Secondo il Supremo Collegio, questi elementi sintomatici della partecipazione all'associazione, così tipizzati dalla giurisprudenza di legittimità, sono stati ben individuati dall'ordinanza impugnata, che ha descritto con motivazioni puntuali e prive di vizi di illogicità e/o contraddittorietà il ruolo assunto dal soggetto, il quale da un lato ha assunto il ruolo di pusher dell'associazione, e dall'altro era di ausilio al promotore e organizzatore dell'associazione, negli incontri con i fornitori dello stupefacente.

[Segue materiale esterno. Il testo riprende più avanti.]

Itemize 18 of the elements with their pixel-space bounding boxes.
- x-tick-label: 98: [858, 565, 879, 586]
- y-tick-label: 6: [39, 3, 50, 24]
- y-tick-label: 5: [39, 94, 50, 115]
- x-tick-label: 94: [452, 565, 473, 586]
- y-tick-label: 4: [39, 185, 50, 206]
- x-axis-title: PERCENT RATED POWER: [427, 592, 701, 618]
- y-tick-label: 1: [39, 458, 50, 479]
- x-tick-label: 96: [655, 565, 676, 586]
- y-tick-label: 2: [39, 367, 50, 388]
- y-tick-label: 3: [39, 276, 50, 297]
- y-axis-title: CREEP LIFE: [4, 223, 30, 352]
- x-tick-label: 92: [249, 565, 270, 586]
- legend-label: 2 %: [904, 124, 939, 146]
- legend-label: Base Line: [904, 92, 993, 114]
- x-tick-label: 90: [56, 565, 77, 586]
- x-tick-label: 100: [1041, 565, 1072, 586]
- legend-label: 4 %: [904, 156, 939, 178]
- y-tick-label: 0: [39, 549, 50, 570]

Pertanto, secondo la Cassazione un quadro gravemente indiziario appare per certi versi granitico data l'ingente mole di risultanze investigative emerse nel corso delle indagini.

Per quanto attiene al secondo motivo di ricorso gli ermellini ritengono che anch'esso sia inammissibile. In primo luogo, viene ribadita la consolidata giurisprudenza di legittimità sul punto, secondo cui: "In tema di misure cautelari riguardanti il reato di associazione ex art. 74 d.P.R. 9 ottobre 1990, n. 309, la prognosi di pericolosità non si rapporta solo all'operatività della stessa, né alla data ultima dei reati fine, ma ha ad oggetto la possibile commissione di delitti che siano espressione della medesima professionalità e del medesimo grado di inserimento in circuiti criminali che caratterizzano l'associazione di appartenenza".

Difatti l'ordinanza impugnata ha adeguatamente motivato sul pericolo di reiterazione di condotte illecite sia da parte del sodalizio sia del ricorrente.

Secondo la Cassazione nel provvedimento del GIP impugnato sono illustrate le ragioni che consentono di ritenere attuale il pericolo in esame, nonostante il tempo decorso dalle investigazioni. Inoltre, il GIP ha evidenziato come l'attività investigativa protrattasi per un arco di tempo pluriennale, abbia portato alla luce un fenomeno allarmante di gestione dello spaccio di sostanze stupefacenti organizzata anche su base familiare. Pertanto, è indubitabile che tali episodi consentono di ritenere assolutamente attuale il pericolo di reiterazione del delitto e di ricostituzione del sodalizio.

Per tutte le considerazioni svolte, dunque, il Supremo Collegio ha dichiarato inammissibile il ricorso, condannando, altresì il ricorrente al pagamento delle spese processuali.